Today, a newspaper reporter might show up at the site of a major automobile accident to investigate his story. Soon as he arrives, the radio station his company owns might contact him to arrange a live report from the scene. As he goes on the air for them, he gathers information for both his print report and his radio interview. As he interviews sources at the accident, he pulls out a small video camera and shoots some basic footage of the scene. Pulling out his cell phone, the reporter writes a quick Tweet, informing his followers about the accident and related road closures. After reporting on the radio, he writes his article, and uploads it, along with the video he’s shot. The newspaper posts the article on its website, along with the video the reporter shot on the scene, and a link to the podcast version of the radio report the reporter created for the radio station. Returning to the office, the reporter creates a blog entry telling readers about the entire reporting experience.

The reality of modern journalism is that the students we train must be able to write for print and internet publication, to shoot and edit video, to comfortably appear on traditional and Internet radio, and must be able to report on their work by blogging and Tweeting.

Despite this, most high school journalism programs continue to train students as though the traditional forms of print, radio, television and Internet media still existed. They don’t. Today, the media really are converging into one entity that uses all the various communications forms to create and express the messages we produce. This creates new challenges with which all of us in school media need to deal.

Does this mean that newspaper, broadcast, yearbook and Internet classes need to collapse into one unified class? Not necessarily.
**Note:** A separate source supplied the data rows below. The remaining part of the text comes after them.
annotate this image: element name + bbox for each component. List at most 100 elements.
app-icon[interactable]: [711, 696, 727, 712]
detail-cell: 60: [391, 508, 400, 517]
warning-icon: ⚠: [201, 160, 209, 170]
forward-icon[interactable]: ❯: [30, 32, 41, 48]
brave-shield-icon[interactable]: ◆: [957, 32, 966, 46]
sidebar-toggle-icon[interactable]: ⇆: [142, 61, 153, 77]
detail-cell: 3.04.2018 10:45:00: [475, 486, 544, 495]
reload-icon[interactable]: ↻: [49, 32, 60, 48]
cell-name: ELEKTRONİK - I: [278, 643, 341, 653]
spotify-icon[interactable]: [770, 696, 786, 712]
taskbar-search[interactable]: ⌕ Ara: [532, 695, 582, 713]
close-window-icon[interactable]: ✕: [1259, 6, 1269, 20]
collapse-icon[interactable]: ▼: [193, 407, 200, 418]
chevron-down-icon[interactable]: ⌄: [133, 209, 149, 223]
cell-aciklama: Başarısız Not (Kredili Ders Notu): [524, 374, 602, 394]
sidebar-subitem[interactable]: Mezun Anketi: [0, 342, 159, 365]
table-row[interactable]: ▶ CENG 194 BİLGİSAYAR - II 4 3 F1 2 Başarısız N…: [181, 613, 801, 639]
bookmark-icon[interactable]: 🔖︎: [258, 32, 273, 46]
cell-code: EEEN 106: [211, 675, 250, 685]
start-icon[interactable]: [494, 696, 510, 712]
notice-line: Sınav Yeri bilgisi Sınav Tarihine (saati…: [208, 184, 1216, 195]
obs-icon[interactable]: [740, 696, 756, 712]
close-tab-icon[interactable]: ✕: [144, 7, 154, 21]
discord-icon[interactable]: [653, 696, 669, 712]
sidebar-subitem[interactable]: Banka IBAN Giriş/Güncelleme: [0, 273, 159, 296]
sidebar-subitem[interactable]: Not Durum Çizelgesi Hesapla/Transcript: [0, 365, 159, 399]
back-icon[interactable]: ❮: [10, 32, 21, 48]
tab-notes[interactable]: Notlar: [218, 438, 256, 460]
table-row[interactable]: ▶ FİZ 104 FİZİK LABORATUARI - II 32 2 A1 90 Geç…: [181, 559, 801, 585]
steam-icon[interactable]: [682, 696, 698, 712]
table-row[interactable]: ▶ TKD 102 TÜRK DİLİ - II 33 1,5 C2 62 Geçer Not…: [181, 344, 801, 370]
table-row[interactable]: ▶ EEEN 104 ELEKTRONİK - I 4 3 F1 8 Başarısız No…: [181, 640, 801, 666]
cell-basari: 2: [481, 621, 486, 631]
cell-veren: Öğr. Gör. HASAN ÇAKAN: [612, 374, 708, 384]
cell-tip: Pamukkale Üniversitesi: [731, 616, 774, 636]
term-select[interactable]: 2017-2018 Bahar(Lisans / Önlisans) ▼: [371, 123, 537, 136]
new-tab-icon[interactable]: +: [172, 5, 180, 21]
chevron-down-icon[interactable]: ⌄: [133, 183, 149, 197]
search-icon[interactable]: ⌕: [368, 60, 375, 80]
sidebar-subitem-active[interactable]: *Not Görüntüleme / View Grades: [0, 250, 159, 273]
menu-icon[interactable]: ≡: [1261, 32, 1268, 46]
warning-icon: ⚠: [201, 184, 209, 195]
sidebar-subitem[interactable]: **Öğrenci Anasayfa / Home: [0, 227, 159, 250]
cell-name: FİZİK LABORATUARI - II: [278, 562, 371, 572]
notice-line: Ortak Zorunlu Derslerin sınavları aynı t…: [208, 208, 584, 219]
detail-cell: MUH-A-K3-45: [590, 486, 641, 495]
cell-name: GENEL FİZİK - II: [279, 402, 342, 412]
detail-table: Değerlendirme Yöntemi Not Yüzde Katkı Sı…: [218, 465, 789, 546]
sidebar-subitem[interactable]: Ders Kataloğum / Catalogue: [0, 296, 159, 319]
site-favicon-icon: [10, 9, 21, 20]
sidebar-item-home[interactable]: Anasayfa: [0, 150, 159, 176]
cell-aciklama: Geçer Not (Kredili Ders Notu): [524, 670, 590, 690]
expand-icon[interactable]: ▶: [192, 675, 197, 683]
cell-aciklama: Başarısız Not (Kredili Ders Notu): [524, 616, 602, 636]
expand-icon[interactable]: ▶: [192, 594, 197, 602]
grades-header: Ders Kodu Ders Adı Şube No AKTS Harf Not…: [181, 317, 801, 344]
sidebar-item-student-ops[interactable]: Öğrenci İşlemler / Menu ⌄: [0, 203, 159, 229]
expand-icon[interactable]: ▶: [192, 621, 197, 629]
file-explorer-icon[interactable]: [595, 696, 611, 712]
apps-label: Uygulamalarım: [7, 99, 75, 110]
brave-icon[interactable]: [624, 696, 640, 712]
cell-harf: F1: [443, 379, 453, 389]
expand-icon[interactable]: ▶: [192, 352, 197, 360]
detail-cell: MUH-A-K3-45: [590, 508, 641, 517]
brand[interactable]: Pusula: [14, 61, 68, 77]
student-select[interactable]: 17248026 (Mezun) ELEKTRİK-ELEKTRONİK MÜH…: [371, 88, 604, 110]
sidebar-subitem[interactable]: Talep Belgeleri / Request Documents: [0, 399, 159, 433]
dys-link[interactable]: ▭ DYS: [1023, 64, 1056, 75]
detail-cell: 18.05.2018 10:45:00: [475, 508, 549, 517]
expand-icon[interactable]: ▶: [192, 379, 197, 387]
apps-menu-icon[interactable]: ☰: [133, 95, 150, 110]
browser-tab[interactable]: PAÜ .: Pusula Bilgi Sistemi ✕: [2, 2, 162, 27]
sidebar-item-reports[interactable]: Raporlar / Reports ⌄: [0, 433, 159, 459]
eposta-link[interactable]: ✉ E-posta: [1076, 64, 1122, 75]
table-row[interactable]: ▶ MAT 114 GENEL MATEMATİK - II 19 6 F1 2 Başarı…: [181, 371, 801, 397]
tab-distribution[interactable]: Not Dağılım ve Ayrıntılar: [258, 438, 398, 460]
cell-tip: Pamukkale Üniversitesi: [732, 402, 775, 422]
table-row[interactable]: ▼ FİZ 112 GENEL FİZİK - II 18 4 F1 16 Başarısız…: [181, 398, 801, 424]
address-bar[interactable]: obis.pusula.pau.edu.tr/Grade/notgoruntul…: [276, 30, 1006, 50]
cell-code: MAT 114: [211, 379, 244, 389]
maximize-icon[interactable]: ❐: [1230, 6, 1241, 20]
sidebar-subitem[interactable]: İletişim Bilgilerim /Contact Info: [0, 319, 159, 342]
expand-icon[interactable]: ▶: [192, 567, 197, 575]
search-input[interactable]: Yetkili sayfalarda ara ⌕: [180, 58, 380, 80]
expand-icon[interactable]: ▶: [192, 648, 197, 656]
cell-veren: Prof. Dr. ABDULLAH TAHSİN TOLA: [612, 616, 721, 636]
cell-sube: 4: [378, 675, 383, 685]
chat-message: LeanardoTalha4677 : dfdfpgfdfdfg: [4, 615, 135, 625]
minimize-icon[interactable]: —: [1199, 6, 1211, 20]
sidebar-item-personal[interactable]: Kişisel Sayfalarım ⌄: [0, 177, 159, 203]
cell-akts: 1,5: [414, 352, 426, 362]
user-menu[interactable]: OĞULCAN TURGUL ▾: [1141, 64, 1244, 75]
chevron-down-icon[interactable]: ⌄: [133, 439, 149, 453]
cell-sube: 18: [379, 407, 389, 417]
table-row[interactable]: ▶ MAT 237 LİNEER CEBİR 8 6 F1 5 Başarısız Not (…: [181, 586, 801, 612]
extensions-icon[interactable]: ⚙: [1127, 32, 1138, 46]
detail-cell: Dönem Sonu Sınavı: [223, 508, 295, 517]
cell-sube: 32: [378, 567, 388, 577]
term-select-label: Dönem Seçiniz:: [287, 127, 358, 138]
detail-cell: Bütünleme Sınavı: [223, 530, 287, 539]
The reality in the current media world is that reporters still specialize in one medium. That said, no matter their medium of specialty, reporters are now being trained to be masters of all media. Knowing the Internet will bring all the media together, colleges of journalism are training students to be masters of the whole journalism world, not just their own narrow specialty.

What does that mean to us? It means print journalism teachers need to train their students to shoot and edit video. Broadcasting teachers need to train their students to write Internet stories to accompany the visuals. And all students need to learn to blog new content and to incorporate video into their blogs. By necessity, this means print, video and Internet journalism teachers need to work together to train their students in the realities of the new converged media world.

What does the long term future hold? While I, personally, don’t believe that print media will ever go away, we are moving toward a world in which people will carry around a box of some sort that will contain, or be able to access, all their media content. The “black box” theory of media futures has been criticized by some who point out that hardware – computers, laptops, Ipods, televisions – keep diverging in size and nature. This misses the point that the theoretical media “black box” is not hardware, but a container of software.

What, then, will the future “black box” be like? It is likely that in the future, everyone will carry a device containing all their personal music files, video, documents, records, media links, etc. They will be able to plug this into any computer, television, speaker, etc. to access everything they are interested in. Linked wirelessly to the Internet, they’ll be able to access the Internet, watch their favorite TV shows and movies, and access news and information.

As journalism teachers, it’s our job to prepare students for this future communications reality. We need to train students to create material that can cross media and still inform and entertain readers and viewers. We need to prepare students to succeed as journalists in the new converged media of the 21st Century.